I was trying to reconcile a little bit kind of the CapEx guidance for the year. I think coming into the year you were talking about expecting an average of $6 million on Giddings wells to drill and complete. Just kind of back-of-the-envelope math, I'm struggling to get to a $300 million with a 30-type well count in Giddings during the year. And I'm trying to understand if there's maybe some more non-Op activity that might be expected in Eagle Ford in the Karnes area. Just could you help me out a little bit with that math?

S
Stephen Chazen
executive

Your issue is sort of right. So you don't have to do it even more than that. If you look at the first quarter, we spent about $40 million, including a little non-Op activity and some completion of some DUCs, but you'd expect that in any quarter. And there were 8 Giddings wells, sort of; 2, 4, 6 probably drilled in the quarter. So that's what a 1-rig program costs. And if it's all we did, you'd spend $40 million a quarter. And it would fluctuate with completing DUCs or whatever we did in Karnes or whatever. But that's sort of the answer. When we put the second rig on, it will cost another $40 million a quarter for a full quarter. And so you do that. And then the rest would be in the non-Op area because some of the second rig will be used in Karnes and some of it will be done to drill these exploration Giddings wells. So you get a little mismatch on the wells drilled. But that's right.

N
Nicholas Pope
analyst

And are you on track with that?

S
Stephen Chazen
executive

It's a struggle to get to $300 million, yes.

N
Nicholas Pope
analyst

It's a good problem.

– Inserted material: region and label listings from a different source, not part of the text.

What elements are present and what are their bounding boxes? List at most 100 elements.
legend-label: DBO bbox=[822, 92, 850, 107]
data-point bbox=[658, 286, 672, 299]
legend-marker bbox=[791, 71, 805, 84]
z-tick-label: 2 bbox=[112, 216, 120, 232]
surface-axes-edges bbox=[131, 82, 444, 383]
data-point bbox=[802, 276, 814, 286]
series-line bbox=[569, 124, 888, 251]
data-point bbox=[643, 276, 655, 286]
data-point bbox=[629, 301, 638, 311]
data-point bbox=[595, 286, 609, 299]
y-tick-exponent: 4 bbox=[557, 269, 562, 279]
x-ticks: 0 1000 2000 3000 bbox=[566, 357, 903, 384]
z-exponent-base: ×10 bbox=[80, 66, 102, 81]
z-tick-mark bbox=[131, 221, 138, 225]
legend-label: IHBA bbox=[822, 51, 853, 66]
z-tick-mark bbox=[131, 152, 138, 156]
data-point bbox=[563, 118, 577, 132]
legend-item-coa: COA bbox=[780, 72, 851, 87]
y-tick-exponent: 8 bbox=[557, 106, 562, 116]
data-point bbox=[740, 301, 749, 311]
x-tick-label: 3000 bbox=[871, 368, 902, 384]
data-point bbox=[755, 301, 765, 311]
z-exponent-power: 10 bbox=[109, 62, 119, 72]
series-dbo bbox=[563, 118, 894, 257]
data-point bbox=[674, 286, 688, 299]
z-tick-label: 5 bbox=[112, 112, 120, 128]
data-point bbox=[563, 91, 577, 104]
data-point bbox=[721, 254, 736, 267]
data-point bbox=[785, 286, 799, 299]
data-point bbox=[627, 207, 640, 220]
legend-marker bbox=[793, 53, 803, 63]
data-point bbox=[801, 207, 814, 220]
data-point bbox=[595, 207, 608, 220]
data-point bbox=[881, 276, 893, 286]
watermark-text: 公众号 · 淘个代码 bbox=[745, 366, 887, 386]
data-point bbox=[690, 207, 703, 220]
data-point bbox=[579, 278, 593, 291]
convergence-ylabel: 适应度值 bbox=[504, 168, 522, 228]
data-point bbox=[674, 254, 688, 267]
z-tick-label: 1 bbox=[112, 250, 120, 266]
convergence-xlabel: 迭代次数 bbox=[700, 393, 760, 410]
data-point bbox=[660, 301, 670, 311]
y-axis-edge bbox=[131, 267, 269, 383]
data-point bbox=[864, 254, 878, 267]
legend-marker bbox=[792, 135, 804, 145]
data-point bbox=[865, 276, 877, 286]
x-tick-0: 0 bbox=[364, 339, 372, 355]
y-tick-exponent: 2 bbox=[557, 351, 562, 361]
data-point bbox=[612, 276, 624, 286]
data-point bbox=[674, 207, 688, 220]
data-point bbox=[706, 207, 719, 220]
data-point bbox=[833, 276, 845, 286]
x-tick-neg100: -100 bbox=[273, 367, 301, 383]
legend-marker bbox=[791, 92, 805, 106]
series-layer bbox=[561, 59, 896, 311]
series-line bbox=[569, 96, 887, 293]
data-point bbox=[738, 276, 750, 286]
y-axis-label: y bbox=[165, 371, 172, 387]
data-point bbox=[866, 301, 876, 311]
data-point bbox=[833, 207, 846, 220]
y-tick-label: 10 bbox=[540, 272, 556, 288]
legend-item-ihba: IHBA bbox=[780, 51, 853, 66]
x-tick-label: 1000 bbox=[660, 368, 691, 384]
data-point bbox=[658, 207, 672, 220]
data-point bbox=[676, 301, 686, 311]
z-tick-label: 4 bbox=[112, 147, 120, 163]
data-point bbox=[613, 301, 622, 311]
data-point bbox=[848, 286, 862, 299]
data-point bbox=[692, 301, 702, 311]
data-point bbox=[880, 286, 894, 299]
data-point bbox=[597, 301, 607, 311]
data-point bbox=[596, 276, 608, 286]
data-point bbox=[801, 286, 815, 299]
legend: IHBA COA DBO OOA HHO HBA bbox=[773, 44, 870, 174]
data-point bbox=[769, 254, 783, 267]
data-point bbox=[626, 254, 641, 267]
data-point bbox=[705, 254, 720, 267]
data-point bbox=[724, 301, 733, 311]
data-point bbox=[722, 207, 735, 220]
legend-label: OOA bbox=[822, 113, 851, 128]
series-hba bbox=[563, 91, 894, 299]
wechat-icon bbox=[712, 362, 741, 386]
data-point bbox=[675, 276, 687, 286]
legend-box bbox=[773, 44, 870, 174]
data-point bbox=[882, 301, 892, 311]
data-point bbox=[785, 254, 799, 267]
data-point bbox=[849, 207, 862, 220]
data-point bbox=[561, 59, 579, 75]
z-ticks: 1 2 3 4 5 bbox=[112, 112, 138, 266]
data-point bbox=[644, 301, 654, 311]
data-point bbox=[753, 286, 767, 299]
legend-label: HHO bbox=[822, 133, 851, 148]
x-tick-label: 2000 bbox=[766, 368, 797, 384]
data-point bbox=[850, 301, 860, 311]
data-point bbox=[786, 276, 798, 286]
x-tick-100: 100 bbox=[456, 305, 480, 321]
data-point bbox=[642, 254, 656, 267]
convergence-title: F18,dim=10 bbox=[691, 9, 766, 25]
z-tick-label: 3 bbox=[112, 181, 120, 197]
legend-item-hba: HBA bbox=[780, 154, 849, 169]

It's a good problem. And you all are on pace on that? I think you all talked about kind of entering the year around $6.2 million, or at least that's what you averaged for '20, an expectation of $6 million for D&C for Giddings. Is that kind of on track?

S
Stephen Chazen
executive

Yes, that's correct. And then the Karnes wells are less expensive. Okay. I think we're done.

Operator

This concludes our question-and-answer session, which also concludes today's conference call. Thank you for attending today's presentation. You may now disconnect.